I'm not talking about the ends.. I said in the OP that small fish are eaten by big fish and that is the way of life.
I'm talking about the means. I'm talking about how most people will breeze through a McDonald's and mindlessly eat a burger in their car without seeing the suffering of the cow that paid for it's life with $1.39 fast food. I'm talking about how, years ago, as many here have attested via their own histories, hunting was the way to feed a family. There is a relationship between the hunter and the hunted. Today, that relationship is gone. We call chunks of animal flesh "meat." We champion the lives of horses and dogs because we think they are cute, noble creatures, but animals with similar degrees of sentience are anonymous resources for the bacon on our plate. I'm talking about how there is a difference in the intention and the awareness one used to bring to this relationship between prey and predator, and civilization has quashed that.

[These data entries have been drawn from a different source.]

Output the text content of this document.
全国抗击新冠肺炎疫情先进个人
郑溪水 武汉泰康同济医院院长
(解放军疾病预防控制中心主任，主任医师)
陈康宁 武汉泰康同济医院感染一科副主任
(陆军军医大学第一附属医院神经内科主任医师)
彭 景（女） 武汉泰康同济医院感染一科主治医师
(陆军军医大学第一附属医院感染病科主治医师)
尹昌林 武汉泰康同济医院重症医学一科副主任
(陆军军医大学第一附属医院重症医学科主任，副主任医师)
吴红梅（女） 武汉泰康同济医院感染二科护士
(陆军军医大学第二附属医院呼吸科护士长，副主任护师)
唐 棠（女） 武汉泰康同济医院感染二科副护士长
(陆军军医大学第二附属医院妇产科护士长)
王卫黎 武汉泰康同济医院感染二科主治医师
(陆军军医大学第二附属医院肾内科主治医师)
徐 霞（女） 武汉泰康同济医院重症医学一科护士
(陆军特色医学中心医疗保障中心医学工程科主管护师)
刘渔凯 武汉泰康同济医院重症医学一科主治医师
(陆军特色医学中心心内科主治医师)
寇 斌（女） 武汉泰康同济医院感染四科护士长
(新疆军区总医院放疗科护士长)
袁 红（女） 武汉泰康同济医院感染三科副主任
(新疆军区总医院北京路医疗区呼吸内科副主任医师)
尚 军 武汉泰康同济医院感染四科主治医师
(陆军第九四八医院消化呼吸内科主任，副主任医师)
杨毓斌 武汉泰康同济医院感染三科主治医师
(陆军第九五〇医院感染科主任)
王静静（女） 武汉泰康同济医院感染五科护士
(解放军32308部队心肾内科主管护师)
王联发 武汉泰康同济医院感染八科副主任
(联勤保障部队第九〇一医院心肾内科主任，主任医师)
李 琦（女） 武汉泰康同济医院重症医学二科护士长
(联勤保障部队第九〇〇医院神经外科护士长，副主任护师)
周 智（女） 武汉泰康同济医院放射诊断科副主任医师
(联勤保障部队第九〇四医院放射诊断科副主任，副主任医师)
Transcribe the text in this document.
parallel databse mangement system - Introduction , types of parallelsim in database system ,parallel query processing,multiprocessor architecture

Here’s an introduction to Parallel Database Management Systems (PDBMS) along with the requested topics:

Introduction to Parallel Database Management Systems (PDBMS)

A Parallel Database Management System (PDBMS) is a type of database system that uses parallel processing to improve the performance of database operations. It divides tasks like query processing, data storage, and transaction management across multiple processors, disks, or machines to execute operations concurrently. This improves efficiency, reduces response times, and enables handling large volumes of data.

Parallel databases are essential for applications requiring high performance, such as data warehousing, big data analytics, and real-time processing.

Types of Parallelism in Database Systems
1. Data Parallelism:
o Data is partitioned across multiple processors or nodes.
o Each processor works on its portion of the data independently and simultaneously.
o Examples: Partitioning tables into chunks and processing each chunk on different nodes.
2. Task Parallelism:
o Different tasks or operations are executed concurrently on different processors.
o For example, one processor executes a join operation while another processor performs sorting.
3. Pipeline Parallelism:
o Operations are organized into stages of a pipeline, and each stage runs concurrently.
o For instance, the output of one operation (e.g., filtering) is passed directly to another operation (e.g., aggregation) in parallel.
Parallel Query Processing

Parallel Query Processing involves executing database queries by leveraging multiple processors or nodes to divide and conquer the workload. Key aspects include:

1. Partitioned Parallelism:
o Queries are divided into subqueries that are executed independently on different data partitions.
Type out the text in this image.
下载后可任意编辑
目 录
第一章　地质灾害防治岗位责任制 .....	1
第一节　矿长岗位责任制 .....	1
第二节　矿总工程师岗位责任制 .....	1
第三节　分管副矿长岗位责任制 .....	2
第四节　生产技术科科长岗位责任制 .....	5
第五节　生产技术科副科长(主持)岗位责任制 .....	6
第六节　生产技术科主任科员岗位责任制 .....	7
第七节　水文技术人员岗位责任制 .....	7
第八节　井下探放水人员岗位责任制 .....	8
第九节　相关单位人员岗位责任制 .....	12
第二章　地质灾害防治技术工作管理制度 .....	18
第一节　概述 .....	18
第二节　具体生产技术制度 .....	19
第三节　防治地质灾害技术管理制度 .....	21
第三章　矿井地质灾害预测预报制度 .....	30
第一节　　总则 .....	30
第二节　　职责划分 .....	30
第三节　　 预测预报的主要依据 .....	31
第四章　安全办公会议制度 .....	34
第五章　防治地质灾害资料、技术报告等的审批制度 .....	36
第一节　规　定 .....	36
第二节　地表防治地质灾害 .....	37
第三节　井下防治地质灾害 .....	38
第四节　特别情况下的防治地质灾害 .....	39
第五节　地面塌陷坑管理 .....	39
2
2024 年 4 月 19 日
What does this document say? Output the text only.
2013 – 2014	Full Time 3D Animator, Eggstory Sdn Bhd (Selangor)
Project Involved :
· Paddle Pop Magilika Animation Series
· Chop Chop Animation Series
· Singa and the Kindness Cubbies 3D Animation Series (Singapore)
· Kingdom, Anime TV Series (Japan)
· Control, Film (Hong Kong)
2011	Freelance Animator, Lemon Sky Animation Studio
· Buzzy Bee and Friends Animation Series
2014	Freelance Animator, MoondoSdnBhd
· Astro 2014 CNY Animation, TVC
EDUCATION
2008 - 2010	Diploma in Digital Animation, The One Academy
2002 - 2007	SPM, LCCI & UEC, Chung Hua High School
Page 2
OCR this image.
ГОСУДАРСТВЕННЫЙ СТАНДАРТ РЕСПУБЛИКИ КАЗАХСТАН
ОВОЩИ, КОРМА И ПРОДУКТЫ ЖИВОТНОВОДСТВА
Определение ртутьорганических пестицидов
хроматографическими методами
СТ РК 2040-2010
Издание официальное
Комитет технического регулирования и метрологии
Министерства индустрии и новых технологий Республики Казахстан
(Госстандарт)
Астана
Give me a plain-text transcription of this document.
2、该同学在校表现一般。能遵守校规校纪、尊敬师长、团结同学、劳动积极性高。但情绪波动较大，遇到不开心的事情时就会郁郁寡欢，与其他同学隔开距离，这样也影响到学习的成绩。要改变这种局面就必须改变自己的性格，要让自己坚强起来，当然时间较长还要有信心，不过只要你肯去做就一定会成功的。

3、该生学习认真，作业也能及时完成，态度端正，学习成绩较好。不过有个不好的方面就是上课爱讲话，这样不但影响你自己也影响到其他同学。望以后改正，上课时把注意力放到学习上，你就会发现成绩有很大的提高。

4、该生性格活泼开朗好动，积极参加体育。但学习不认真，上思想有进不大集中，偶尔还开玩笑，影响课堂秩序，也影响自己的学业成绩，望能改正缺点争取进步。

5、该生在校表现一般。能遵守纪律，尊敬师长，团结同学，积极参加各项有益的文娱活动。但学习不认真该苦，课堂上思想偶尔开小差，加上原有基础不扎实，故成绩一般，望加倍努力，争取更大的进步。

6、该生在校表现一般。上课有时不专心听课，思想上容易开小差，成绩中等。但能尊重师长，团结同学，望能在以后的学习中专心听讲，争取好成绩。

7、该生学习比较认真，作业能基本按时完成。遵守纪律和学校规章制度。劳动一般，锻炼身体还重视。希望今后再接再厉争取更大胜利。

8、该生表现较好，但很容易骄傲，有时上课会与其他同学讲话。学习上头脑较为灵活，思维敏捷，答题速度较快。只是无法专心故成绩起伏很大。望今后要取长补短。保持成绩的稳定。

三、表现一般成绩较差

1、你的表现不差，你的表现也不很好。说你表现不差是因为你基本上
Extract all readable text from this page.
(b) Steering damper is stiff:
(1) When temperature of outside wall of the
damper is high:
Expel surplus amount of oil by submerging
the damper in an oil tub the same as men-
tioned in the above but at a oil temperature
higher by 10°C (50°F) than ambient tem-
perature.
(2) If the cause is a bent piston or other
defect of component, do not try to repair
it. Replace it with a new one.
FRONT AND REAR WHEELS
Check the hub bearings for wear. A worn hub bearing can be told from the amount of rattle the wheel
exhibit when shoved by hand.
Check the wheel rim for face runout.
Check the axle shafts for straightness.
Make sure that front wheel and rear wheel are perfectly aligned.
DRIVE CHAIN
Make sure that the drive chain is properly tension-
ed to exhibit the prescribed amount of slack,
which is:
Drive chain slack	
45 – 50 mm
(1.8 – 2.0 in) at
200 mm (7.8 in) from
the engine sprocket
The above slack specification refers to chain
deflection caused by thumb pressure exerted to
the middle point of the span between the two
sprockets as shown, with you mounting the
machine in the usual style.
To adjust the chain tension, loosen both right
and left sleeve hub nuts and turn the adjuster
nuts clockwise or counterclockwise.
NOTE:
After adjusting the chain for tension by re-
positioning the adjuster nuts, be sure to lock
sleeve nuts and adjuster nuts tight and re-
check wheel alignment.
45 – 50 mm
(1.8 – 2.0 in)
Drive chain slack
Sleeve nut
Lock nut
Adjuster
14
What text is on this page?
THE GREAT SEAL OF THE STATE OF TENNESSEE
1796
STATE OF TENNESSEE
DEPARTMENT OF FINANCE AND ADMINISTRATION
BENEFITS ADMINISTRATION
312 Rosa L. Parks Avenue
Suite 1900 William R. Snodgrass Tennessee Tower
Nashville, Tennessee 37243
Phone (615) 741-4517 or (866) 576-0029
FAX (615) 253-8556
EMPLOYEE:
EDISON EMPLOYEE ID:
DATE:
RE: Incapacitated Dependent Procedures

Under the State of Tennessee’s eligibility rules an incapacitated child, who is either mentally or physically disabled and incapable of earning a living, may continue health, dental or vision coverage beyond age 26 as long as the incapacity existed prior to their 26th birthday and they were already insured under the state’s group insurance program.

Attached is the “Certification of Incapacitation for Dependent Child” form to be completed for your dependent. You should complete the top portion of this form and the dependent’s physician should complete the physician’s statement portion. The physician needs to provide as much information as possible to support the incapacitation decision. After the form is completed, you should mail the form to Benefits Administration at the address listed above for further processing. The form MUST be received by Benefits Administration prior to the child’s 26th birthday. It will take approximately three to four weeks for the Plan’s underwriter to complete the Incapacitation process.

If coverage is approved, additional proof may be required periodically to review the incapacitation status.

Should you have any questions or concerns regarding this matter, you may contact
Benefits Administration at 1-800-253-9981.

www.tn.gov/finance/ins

I don't even say grace anymore to thank the animals for the gift of their lives for my sustenance.
So it's about the fact, and the contradiction, that I am revolted by a bear kill by a young man, but I'm not revolted enough by the suffering of animals in factory farms. It raises questions to me about a civilized, modern consumerist life that has robbed me of the intimacy of the dance of life and death. Again, this is a personal reflection. I am not judging anyone else's thoughts and feelings.